L’ARCA n’intervient pas dans les cas individuels. En tant que structure fédérée, l’ARCA compte sur chacune de ses associations membres pour l’aider à accomplir son mandat par divers moyens (recherche, réseautage, communication, revendication, entre autres) dans l’intérêt de tous les CAA et de leurs travailleurs. Dans son ancien modèle de financement, le Conseil des arts du Canada offrait un programme nommé la Brigade volante, qui fournissait des ressources pour aider les organisations à régler leurs problèmes à l’interne, confidentiellement. Le nouveau conseil d’administration d’Open Space a fait des efforts importants pour communiquer les mesures prises et, tout récemment, a annoncé la tenue d’un forum communautaire dirigé. Donc, leurs décisions récentes ne sont peut-être pas légitimes du point de vue strictement légal, mais une équipe de direction charismatique a mobilisé un groupe important de personnes qui paraissent prêtes à mener à bien le travail de l’administration précédente, au sein même de la structure que cette nouvelle équipe utilise et remet en question tout à la fois.

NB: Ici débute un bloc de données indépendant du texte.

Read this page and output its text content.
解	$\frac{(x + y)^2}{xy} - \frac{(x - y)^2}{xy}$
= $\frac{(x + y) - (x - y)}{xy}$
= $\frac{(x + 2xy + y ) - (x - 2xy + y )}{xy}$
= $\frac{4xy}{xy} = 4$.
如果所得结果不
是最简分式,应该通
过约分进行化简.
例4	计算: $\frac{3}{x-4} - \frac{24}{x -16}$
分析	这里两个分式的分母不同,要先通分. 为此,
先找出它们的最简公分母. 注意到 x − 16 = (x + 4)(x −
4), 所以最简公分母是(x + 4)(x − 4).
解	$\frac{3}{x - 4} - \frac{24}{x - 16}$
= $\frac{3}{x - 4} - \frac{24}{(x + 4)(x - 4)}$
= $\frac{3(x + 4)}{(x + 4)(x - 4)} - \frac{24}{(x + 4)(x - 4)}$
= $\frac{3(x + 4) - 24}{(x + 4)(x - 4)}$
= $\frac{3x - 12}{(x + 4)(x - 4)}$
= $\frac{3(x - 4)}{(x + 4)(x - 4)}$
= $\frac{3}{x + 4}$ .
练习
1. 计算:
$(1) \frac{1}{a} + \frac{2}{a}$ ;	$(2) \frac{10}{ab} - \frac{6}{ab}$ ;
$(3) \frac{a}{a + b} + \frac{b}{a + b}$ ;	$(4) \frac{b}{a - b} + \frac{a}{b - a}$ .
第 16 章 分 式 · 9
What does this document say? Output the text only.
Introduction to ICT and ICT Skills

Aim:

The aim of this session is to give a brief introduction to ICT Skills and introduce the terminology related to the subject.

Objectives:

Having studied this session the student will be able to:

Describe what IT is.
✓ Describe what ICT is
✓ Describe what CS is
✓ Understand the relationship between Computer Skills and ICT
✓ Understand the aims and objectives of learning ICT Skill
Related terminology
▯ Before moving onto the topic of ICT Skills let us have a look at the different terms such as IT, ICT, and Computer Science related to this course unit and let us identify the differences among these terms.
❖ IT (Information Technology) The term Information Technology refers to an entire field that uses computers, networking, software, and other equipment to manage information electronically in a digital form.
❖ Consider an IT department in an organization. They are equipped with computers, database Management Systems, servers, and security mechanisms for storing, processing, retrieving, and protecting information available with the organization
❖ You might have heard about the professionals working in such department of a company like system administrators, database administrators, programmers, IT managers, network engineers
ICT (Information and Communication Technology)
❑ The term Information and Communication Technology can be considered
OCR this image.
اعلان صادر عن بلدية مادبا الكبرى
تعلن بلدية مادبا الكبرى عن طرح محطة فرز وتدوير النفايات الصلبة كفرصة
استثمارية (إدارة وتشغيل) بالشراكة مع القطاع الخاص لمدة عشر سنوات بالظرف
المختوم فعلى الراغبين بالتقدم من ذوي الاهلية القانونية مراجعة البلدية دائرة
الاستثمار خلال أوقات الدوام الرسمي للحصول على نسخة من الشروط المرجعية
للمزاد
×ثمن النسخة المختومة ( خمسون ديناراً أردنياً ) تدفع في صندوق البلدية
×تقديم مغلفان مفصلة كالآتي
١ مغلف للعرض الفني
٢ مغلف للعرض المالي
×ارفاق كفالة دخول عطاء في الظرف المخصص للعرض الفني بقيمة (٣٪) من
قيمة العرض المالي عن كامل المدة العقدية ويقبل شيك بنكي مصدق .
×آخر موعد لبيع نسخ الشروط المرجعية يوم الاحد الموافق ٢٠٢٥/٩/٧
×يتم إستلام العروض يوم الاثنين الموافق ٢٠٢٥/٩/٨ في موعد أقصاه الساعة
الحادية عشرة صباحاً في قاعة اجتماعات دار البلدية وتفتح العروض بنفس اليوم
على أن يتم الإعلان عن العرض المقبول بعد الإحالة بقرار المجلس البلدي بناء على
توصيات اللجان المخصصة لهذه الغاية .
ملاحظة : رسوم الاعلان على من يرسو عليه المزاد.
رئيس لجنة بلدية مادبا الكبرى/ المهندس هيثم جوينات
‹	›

Aujourd’hui, les centres d’artistes doivent répondre à de nombreuses exigences légales et administratives en tâchant de rester à la hauteur des attentes élevées de la communauté et, comme on l’a vu, ayant aussi à répondre aux demandes d’organismes pairs! On se souviendra en effet de l’Aboriginal Curatorial Collective qui a boycotté l’appel à propositions d’Open Space et publié sa liste de requêtes. S’agit-il d’un cas isolé ou d’une nouvelle tendance? Ce qui est certain, c’est que cette situation révèle l’étendue et la profondeur du sentiment partagé de sous-représentation vécu par les artistes noirs, de couleur et issus des communautés autochtones. Parce que le différend a été rendu public, par contre, le Conseil des arts du Canada a émis au centre un avis raisonnable (concerned status) sans chercher l’avis d’un groupe de pairs, ce qui est vraisemblablement sans précédent.

Le réseau de l’autogestion artistique est un système résilient – une construction humaine qui a une capacité d’adaptation franchement impressionnante et qui internalise son environnement au fil du temps. Combien de fois les CAA ont-ils été pointés du doigt, sans considération pour leur contribution unique? Et maintenant, à Open Space, comment s’y prendra-t-on pour produire autrement de la culture?